KARACHI: In a significant development following the press conference held on October 10, 2024, by the Finance Minister, the Chairman of the Federal Board of Revenue (FBR), and the Director General of Intelligence & Investigation, Inland Revenue, a nationwide crackdown has been launched against businesses benefiting from fake or flying invoices and their Chief Financial Officers (CFOs) involved in tax malpractices. This operation has led to the arrest of five individuals on October 14, 2024, including a notorious fraudster known for creating chains of dummy businesses and four top management members of end-user companies responsible for tax fraud, resulting in billions of rupees in sales tax losses to the national exchequer.

In Hyderabad, the Directorate of Intelligence & Investigation-Inland Revenue arrested the CFO and Purchase Officer of a prominent Lahore-based battery manufacturer. These individuals were charged with abetment and connivance in sales tax fraud by claiming fake input tax on lead. This intelligence-based operation, supported by the Directorate in Lahore, revealed that the actions of the arrested individuals alone caused a revenue loss exceeding one billion rupees to the national exchequer.

In a separate operation, the Directorate of Intelligence & Investigation-Inland Revenue in Faisalabad apprehended the CFOs of two sister concerns and a leading Faisalabad-based textile unit. These CFOs were implicated in sales tax fraud by claiming fake input tax on coal. The fraudulent activities of this gang of fraudsters have resulted in hundreds of millions of rupees in losses to the national exchequer. An FIR had already been registered against the suppliers, beneficiaries, and other conspirators involved.

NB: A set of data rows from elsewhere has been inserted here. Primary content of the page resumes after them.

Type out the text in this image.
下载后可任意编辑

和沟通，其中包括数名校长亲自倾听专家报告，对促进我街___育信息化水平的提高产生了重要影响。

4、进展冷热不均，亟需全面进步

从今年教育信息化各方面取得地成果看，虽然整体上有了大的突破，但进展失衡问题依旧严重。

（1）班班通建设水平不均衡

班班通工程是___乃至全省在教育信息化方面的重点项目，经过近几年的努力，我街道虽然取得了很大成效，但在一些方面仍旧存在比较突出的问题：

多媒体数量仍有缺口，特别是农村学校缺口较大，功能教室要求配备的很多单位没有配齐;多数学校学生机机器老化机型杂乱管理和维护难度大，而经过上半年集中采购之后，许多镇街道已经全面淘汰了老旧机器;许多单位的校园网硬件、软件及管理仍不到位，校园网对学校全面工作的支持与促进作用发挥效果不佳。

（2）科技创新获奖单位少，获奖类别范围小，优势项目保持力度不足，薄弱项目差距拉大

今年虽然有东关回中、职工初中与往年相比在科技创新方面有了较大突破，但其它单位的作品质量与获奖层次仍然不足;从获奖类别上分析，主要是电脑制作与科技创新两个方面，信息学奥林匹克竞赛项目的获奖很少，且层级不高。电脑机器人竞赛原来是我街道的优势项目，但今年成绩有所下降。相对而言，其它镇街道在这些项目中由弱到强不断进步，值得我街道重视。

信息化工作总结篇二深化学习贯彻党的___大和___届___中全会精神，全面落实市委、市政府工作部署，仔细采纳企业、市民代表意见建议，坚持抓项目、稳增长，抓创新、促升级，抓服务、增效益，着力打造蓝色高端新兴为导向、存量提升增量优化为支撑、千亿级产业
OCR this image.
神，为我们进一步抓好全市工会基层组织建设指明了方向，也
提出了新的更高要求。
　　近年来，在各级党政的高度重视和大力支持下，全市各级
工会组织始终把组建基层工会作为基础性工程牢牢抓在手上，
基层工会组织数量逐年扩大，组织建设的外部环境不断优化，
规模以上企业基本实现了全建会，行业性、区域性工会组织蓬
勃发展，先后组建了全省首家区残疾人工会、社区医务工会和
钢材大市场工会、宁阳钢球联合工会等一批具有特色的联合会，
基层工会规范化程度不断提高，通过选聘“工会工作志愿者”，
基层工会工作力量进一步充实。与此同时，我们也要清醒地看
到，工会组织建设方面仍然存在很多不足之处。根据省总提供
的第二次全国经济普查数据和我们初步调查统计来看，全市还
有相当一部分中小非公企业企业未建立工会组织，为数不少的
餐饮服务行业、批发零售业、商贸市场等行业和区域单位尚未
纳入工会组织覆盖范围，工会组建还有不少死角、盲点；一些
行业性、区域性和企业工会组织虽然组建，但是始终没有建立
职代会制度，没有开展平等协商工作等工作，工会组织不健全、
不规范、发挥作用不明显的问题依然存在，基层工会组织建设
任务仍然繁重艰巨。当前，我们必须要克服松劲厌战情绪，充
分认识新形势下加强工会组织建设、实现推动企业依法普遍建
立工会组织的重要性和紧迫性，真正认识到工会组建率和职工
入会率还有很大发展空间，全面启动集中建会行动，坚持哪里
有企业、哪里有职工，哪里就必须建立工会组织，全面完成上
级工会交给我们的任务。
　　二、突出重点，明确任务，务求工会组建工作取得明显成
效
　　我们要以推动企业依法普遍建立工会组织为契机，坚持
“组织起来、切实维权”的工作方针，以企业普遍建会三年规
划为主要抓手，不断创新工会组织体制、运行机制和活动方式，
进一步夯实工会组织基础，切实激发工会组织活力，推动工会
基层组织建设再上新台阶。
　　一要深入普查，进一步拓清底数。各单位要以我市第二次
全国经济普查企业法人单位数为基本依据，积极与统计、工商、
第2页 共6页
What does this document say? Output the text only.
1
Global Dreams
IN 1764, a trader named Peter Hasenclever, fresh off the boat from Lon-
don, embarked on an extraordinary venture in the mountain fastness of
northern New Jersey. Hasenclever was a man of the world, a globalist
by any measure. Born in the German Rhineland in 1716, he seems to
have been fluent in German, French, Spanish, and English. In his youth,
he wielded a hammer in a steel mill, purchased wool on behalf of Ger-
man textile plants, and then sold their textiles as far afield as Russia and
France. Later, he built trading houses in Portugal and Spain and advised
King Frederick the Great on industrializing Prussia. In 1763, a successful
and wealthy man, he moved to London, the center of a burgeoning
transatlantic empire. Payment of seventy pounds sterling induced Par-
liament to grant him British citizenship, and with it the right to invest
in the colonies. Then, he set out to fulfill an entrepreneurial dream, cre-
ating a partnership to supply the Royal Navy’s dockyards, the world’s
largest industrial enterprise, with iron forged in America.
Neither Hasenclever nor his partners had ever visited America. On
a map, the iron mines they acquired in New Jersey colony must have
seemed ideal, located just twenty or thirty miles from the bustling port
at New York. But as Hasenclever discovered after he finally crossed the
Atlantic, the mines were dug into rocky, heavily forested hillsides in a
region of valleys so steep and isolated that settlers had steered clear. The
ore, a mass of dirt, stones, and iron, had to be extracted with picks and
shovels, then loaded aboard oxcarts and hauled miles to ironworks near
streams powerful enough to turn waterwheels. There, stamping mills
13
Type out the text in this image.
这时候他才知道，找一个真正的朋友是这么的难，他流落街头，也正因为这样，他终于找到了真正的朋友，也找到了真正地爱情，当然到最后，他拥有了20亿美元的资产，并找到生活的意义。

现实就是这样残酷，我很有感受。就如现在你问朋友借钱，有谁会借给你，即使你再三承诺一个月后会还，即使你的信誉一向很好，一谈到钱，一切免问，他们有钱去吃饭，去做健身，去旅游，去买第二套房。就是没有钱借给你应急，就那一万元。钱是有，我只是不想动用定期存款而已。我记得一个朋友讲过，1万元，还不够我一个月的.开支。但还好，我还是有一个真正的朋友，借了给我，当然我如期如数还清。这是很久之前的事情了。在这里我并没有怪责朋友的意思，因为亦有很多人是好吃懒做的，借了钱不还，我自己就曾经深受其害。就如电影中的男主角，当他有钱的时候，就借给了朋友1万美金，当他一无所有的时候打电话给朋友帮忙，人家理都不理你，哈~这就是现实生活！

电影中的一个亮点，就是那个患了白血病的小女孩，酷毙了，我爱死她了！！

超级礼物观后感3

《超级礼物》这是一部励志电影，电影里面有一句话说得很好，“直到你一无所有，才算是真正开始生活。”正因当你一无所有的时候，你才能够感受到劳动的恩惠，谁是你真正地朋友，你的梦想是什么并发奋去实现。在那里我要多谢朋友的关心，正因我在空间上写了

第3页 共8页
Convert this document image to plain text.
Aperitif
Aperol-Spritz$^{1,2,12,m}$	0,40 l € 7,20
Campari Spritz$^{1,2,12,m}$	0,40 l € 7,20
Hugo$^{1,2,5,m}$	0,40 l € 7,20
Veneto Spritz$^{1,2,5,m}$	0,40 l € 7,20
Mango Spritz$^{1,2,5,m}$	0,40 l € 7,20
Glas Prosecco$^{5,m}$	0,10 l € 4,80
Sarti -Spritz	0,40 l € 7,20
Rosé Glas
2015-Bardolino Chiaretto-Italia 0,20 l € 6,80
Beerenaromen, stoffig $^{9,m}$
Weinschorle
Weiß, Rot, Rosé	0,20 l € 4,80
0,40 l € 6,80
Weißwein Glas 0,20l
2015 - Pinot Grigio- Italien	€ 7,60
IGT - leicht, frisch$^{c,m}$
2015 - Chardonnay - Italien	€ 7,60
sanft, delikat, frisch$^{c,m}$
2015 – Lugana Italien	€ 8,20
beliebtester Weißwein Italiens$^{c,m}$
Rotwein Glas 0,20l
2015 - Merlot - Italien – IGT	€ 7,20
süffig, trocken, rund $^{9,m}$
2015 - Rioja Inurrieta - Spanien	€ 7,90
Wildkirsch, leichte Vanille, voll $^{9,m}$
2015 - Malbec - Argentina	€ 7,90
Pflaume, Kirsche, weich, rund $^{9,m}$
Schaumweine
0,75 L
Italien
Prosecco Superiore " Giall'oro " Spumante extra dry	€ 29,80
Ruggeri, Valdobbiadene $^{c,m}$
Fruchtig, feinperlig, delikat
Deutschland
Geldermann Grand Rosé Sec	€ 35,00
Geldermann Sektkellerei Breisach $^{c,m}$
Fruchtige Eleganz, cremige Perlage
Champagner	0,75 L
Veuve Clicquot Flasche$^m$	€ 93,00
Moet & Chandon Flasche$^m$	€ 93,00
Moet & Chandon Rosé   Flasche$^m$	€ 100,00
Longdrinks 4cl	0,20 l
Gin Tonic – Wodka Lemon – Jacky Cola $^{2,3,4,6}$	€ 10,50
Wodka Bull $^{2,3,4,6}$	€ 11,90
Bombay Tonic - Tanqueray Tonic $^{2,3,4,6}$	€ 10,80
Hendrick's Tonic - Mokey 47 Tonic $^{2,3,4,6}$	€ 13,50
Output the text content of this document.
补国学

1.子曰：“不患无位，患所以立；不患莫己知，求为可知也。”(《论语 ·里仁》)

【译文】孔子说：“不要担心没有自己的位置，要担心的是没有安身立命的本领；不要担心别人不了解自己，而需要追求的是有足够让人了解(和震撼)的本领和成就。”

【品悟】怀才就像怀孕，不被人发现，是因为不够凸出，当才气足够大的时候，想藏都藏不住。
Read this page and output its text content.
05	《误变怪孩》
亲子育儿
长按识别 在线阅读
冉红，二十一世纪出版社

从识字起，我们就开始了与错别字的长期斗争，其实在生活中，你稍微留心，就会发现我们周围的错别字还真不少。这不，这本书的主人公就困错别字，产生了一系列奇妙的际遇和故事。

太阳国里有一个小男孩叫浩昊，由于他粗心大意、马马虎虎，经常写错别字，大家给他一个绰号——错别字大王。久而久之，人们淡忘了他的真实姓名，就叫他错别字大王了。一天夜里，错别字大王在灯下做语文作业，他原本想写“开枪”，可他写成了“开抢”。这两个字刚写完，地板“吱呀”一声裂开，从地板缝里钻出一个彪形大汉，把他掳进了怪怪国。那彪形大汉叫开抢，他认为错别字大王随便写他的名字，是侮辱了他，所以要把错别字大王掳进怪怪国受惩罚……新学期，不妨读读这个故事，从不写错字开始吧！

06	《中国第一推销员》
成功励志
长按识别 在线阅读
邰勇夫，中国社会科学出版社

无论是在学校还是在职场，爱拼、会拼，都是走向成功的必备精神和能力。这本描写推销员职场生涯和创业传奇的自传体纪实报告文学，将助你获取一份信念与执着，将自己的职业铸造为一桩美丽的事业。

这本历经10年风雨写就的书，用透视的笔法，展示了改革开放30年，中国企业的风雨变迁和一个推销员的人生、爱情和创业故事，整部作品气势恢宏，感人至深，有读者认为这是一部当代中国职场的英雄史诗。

Additionally, on October 14, 2024, the pre-arrest bail of Taswar Shahid, a key member of a gang operating fake and dummy units to generate fake sales tax input, was rejected by the court. Shahid was subsequently arrested outside the courtroom. His fraudulent activities have caused billions of rupees in losses to the national exchequer.

These arrests are part of a broader, country-wide crackdown against organized mafias and beneficiaries involved in sales tax fraud. This initiative aligns with the FBR’s enforcement measures aimed at enhancing tax compliance.

Historically, excise and taxation employees were stationed at manufacturing units to oversee input and output recommendations. However, this system was abolished in 1996, leading to a reliance on manufacturers’ declarations, which has been criticized as a flawed decision. The current system of lifetime sales tax and income tax registration, as opposed to annual renewals, has also been identified as problematic, as it fails to keep company data updated. The FBR is urged to verify whether manufacturing units are located in industrial or residential areas, as non-industrial area units are often involved in fraudulent activities.